My very first blog entry written last September was about the dangers of living in Quito. I wrote about my third night here when someone was shot in front of my apartment building. I also told of the tragic murder of a French woman in the nearby neighborhood of Guapalo. I dedicated this first entry to the fear I felt living here. Everyone kept warning me that Quito has become an “incredibly dangerous” city and it felt like they were right. However, when I lived here ten years ago people said the exact same thing so I keep wondering if it’s really that much more dangerous than before. Unfortunately, events in the news and my friends’ anecdotes remind me that indeed Quito’s violent crimes are at an all time high.
Despite the steady crime rate, I have undergone a remarkable transformation. I have learned that I cannot live with a heightened sense of fear all the time. It’s just not sustainable. In my first month, I used to walk down the hill to catch the trolley bus with a pounding heart. I would glance behind, in front of, and to the sides of me every few minutes. I would practically run down the stairs that have been built into the steep hill. Once on the trolleybus I would hug my bag tightly to my chest, peering into the faces around me with suspicion. Everyone was a potential mugger. I walked swiftly to my research site in the historic center from La Marin, the bus depot, terrified that someone would assault me on my way. I never flagged down taxis from the street, instead always calling for them. I never walked alone after dark, ever. I certainly did not stay at my field site after dark either. Known to be dangerous during the day, at night it gets even tougher.
So what happened? Quite frankly, I became tired. I got lazy. A bit sloppy. Perhaps it’s human nature. It’s exhausting to be on high alert. Sometimes I don’t feel like going though the effort of calling a taxi when I see a free one on the street. Or perhaps I don’t have any minutes left on my cell phone to call a cab. Whatever the excuse, I don’t always take the same precautions. Nor do I want to. I recognize the danger in my current position—i.e. the danger in no longer feeling danger. My guard is down and that’s exactly when I am most vulnerable, but what’s the other option? To live in constant fear? That’s not much fun. When I first arrived, I carried terrible anxiety with me every time I left my apartment. It is natural to let go of my fear, after all, I have created a home for myself here. I don’t think I could live anywhere where I feel constant danger.

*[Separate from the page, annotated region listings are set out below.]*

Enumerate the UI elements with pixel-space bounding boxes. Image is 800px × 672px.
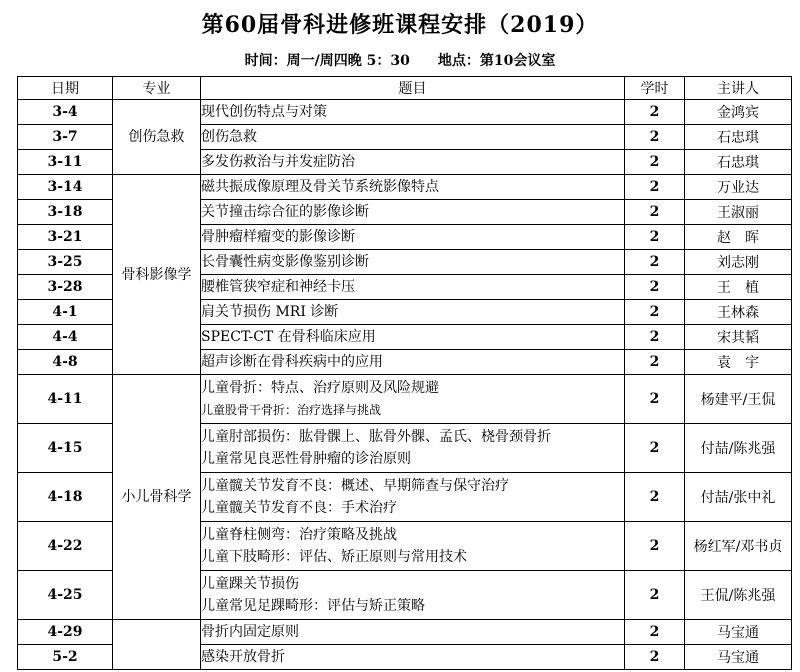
topic-line: 感染开放骨折 [201, 649, 285, 665]
hours-cell: 2 [625, 225, 685, 250]
page-title: 第60届骨科进修班课程安排（2019） [201, 12, 599, 38]
specialty-cell: 创伤急救 [113, 100, 201, 175]
topic-cell [201, 375, 625, 424]
date-cell: 4-18 [18, 473, 113, 522]
topic-line: 创伤急救 [201, 129, 257, 145]
hours-cell: 2 [625, 125, 685, 150]
lecturer-cell: 马宝通 [685, 645, 792, 670]
topic-cell [201, 250, 625, 275]
topic-cell [201, 325, 625, 350]
topic-cell [201, 200, 625, 225]
table-row [18, 100, 792, 125]
topic-cell [201, 350, 625, 375]
hours-cell: 2 [625, 522, 685, 571]
topic-line: 儿童股骨干骨折：治疗选择与挑战 [201, 403, 382, 417]
specialty-cell: 骨科影像学 [113, 175, 201, 375]
date-cell: 3-14 [18, 175, 113, 200]
topic-line: 儿童髋关节发育不良：概述、早期筛查与保守治疗 [201, 478, 509, 494]
topic-line: 儿童下肢畸形：评估、矫正原则与常用技术 [201, 549, 467, 565]
date-cell: 4-4 [18, 325, 113, 350]
topic-line: SPECT-CT 在骨科临床应用 [201, 329, 376, 345]
lecturer-cell: 赵 晖 [685, 225, 792, 250]
hours-cell: 2 [625, 645, 685, 670]
topic-cell [201, 275, 625, 300]
topic-line: 儿童常见良恶性骨肿瘤的诊治原则 [201, 451, 411, 467]
schedule-subtitle: 时间：周一/周四晚 5：30 地点：第10会议室 [244, 53, 556, 69]
lecturer-cell: 金鸿宾 [685, 100, 792, 125]
hours-cell: 2 [625, 150, 685, 175]
lecturer-cell: 万业达 [685, 175, 792, 200]
schedule-body [18, 100, 792, 670]
lecturer-cell: 刘志刚 [685, 250, 792, 275]
date-cell: 3-25 [18, 250, 113, 275]
lecturer-cell: 杨红军/邓书贞 [685, 522, 792, 571]
topic-line: 儿童骨折：特点、治疗原则及风险规避 [201, 380, 439, 396]
topic-line: 骨折内固定原则 [201, 624, 299, 640]
topic-line: 儿童髋关节发育不良：手术治疗 [201, 500, 397, 516]
lecturer-cell: 付喆/张中礼 [685, 473, 792, 522]
date-cell: 4-29 [18, 620, 113, 645]
topic-line: 儿童常见足踝畸形：评估与矫正策略 [201, 598, 425, 614]
hours-cell: 2 [625, 275, 685, 300]
header-lecturer: 主讲人 [685, 77, 792, 100]
topic-cell [201, 522, 625, 571]
date-cell: 4-25 [18, 571, 113, 620]
topic-cell [201, 645, 625, 670]
lecturer-cell: 王淑丽 [685, 200, 792, 225]
topic-cell [201, 150, 625, 175]
hours-cell: 2 [625, 325, 685, 350]
lecturer-cell: 付喆/陈兆强 [685, 424, 792, 473]
lecturer-cell: 石忠琪 [685, 125, 792, 150]
hours-cell: 2 [625, 250, 685, 275]
topic-cell [201, 424, 625, 473]
date-cell: 5-2 [18, 645, 113, 670]
table-row [18, 175, 792, 200]
date-cell: 3-4 [18, 100, 113, 125]
lecturer-cell: 石忠琪 [685, 150, 792, 175]
date-cell: 3-28 [18, 275, 113, 300]
topic-line: 现代创伤特点与对策 [201, 104, 327, 120]
specialty-cell [113, 620, 201, 670]
specialty-cell: 小儿骨科学 [113, 375, 201, 620]
topic-line: 儿童肘部损伤：肱骨髁上、肱骨外髁、孟氏、桡骨颈骨折 [201, 429, 551, 445]
topic-line: 关节撞击综合征的影像诊断 [201, 204, 369, 220]
topic-line: 儿童踝关节损伤 [201, 576, 299, 592]
date-cell: 4-15 [18, 424, 113, 473]
lecturer-cell: 宋其韬 [685, 325, 792, 350]
hours-cell: 2 [625, 571, 685, 620]
topic-line: 多发伤救治与并发症防治 [201, 154, 355, 170]
date-cell: 4-22 [18, 522, 113, 571]
header-row [18, 77, 792, 100]
date-cell: 3-21 [18, 225, 113, 250]
hours-cell: 2 [625, 424, 685, 473]
lecturer-cell: 王侃/陈兆强 [685, 571, 792, 620]
hours-cell: 2 [625, 175, 685, 200]
date-cell: 4-8 [18, 350, 113, 375]
header-date: 日期 [18, 77, 113, 100]
topic-line: 长骨囊性病变影像鉴别诊断 [201, 254, 369, 270]
topic-line: 儿童脊柱侧弯：治疗策略及挑战 [201, 527, 397, 543]
topic-cell [201, 473, 625, 522]
lecturer-cell: 王林森 [685, 300, 792, 325]
date-cell: 4-1 [18, 300, 113, 325]
date-cell: 3-7 [18, 125, 113, 150]
topic-cell [201, 571, 625, 620]
topic-cell [201, 175, 625, 200]
lecturer-cell: 杨建平/王侃 [685, 375, 792, 424]
table-row [18, 620, 792, 645]
lecturer-cell: 王 植 [685, 275, 792, 300]
topic-line: 骨肿瘤样瘤变的影像诊断 [201, 229, 355, 245]
hours-cell: 2 [625, 200, 685, 225]
topic-line: 腰椎管狭窄症和神经卡压 [201, 279, 355, 295]
hours-cell: 2 [625, 100, 685, 125]
hours-cell: 2 [625, 300, 685, 325]
topic-cell [201, 620, 625, 645]
hours-cell: 2 [625, 375, 685, 424]
hours-cell: 2 [625, 620, 685, 645]
topic-cell [201, 125, 625, 150]
date-cell: 3-18 [18, 200, 113, 225]
topic-line: 肩关节损伤 MRI 诊断 [201, 304, 339, 320]
topic-line: 超声诊断在骨科疾病中的应用 [201, 354, 383, 370]
lecturer-cell: 袁 宇 [685, 350, 792, 375]
date-cell: 3-11 [18, 150, 113, 175]
hours-cell: 2 [625, 350, 685, 375]
date-cell: 4-11 [18, 375, 113, 424]
topic-line: 磁共振成像原理及骨关节系统影像特点 [201, 179, 439, 195]
header-specialty: 专业 [113, 77, 201, 100]
topic-cell [201, 225, 625, 250]
header-hours: 学时 [625, 77, 685, 100]
lecturer-cell: 马宝通 [685, 620, 792, 645]
table-row [18, 375, 792, 424]
topic-cell [201, 100, 625, 125]
topic-cell [201, 300, 625, 325]
header-topic: 题目 [201, 77, 625, 100]
schedule-table [17, 76, 792, 670]
hours-cell: 2 [625, 473, 685, 522]
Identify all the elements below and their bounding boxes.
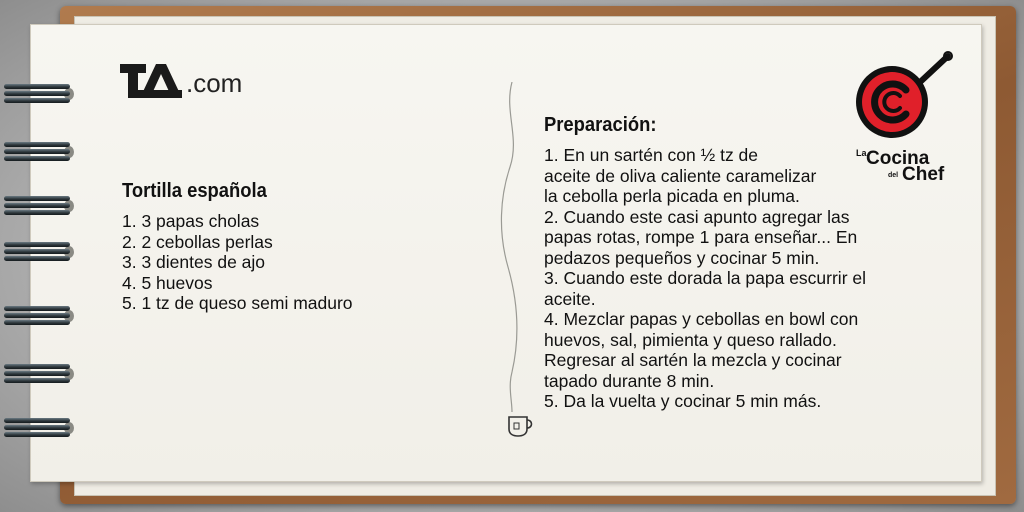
step-line: huevos, sal, pimienta y queso rallado.	[544, 329, 837, 350]
spiral-ring-icon	[4, 142, 74, 164]
step-line: 1. En un sartén con ½ tz de	[544, 145, 759, 165]
preparation-title: Preparación:	[544, 114, 657, 136]
brand-del: del	[888, 172, 899, 179]
step-line: pedazos pequeños y cocinar 5 min.	[544, 247, 820, 268]
step-line: 3. Cuando este dorada la papa escurrir el	[544, 268, 867, 288]
list-item: 4. 5 huevos	[122, 272, 213, 293]
cocina-del-chef-logo	[852, 50, 956, 186]
spiral-ring-icon	[4, 84, 74, 106]
step-line: aceite.	[544, 288, 596, 309]
step-line: 2. Cuando este casi apunto agregar las	[544, 206, 850, 227]
step-line: la cebolla perla picada en pluma.	[544, 186, 800, 206]
recipe-title: Tortilla española	[122, 180, 267, 202]
spiral-ring-icon	[4, 364, 74, 386]
spiral-ring-icon	[4, 306, 74, 328]
list-item: 5. 1 tz de queso semi maduro	[122, 293, 353, 313]
step-line: Regresar al sartén la mezcla y cocinar	[544, 350, 842, 370]
step-line: aceite de oliva caliente caramelizar	[544, 165, 817, 186]
site-logo[interactable]	[120, 64, 242, 98]
spiral-ring-icon	[4, 418, 74, 440]
ta-logo-icon	[120, 64, 184, 98]
brand-chef: Chef	[902, 164, 945, 185]
list-item: 1. 3 papas cholas	[122, 211, 260, 231]
step-line: 5. Da la vuelta y cocinar 5 min más.	[544, 391, 822, 411]
tea-string-divider	[490, 82, 530, 412]
list-item: 3. 3 dientes de ajo	[122, 252, 266, 272]
brand-cocina: Cocina	[866, 148, 930, 169]
tea-cup-icon	[506, 414, 536, 438]
list-item: 2. 2 cebollas perlas	[122, 231, 273, 252]
step-line: papas rotas, rompe 1 para enseñar... En	[544, 227, 858, 247]
logo-domain-suffix: .com	[186, 68, 243, 98]
spiral-ring-icon	[4, 242, 74, 264]
brand-la: La	[856, 148, 867, 158]
ingredients-list	[122, 211, 353, 314]
spiral-ring-icon	[4, 196, 74, 218]
step-line: 4. Mezclar papas y cebollas en bowl con	[544, 309, 859, 329]
step-line: tapado durante 8 min.	[544, 370, 715, 391]
frying-pan-icon	[852, 50, 956, 146]
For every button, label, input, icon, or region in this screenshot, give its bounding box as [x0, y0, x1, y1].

However, I must constantly remind myself that this is an illusion of safety. My “feelings” are simply not accurate. The crime rate hasn’t changed. It’s as high as ever. The stories of muggings, druggings, kidnappings, murders, etc. continue to dominate the press. Quito is no safer than the day I arrived, but I have changed. I truly believe that I am safer. I walk with confidence. I don’t look like your average tourist, despite my gringo appearance. I speak Spanish fluently. I know the dangers around me. Perhaps my newly found confidence is a deterrent to potential robbers. I know what I’m doing, where I’m going and walk as if I live here. More than anything, I’ve decided that I can’t live in fear. I have decided that if and when “it” happens, there’s nothing I can do to prevent “it.” It will happen. Despite occasional slipups, I still try to avoid walking alone after dark. However, recently I walked home five blocks in the pitch dark. Did I feel scared? Yes. At the end I broke into a trot, but I arrived at home safely. It simply wasn’t my time (yet).
Perhaps part of my heightened feelings of safety comes from the comfort I feel at my field site, one of the most dangerous areas of the city. As I have mentioned in previous blogs, in my “turf” people have got my back. Not just any people, but the very persons that under other circumstances might be my perpetrators. However, I receive daily reminders that nothing will happen to me under their watch. Even today, walking back to the corner from lunch, two of the women and one of their boyfriends (a very tough guy), joked with me and said, “Not to worry Anita, as long as you’re around here, we’re your bodyguards.” I feel safer with them in this part of town than I do in my own neighborhood where no one watches out for me. Indeed, I live in one of the most elite areas of Quito, known for muggings. When I’m doing my neighborhood errands I feel completely alone. There are no groups of unemployed men (employed by illicit activities) always hanging around, keeping an eye out for their gringa friend.
The subjectivity of fear fascinates me. It depends on time and space as my constantly shifting feelings show. It is bizarre that I feel most comfortable in the supposedly most dangerous part of the city, but I’ve learned that once you become part of a community, the place where that group hangs out becomes a safe haven, regardless how “objectively” dangerous it is. Again, I feel safer in El Centro than in my own neighborhood, which is supposedly much safer. My friends would never hang out on the streets where I work, nor should they because as unknowns in the area they would be targets. Unfortunately, my “bodyguards” only exist in a tiny fraction of the city and as they say, they can’t protect me if I drift even two blocks in any direction from them. It doesn’t give me much geographic room but at least I have a (small) patch of space in the city where I feel completely safe. In the meantime, I try not to let my guard down in any part of the city, especially in areas where I feel safe.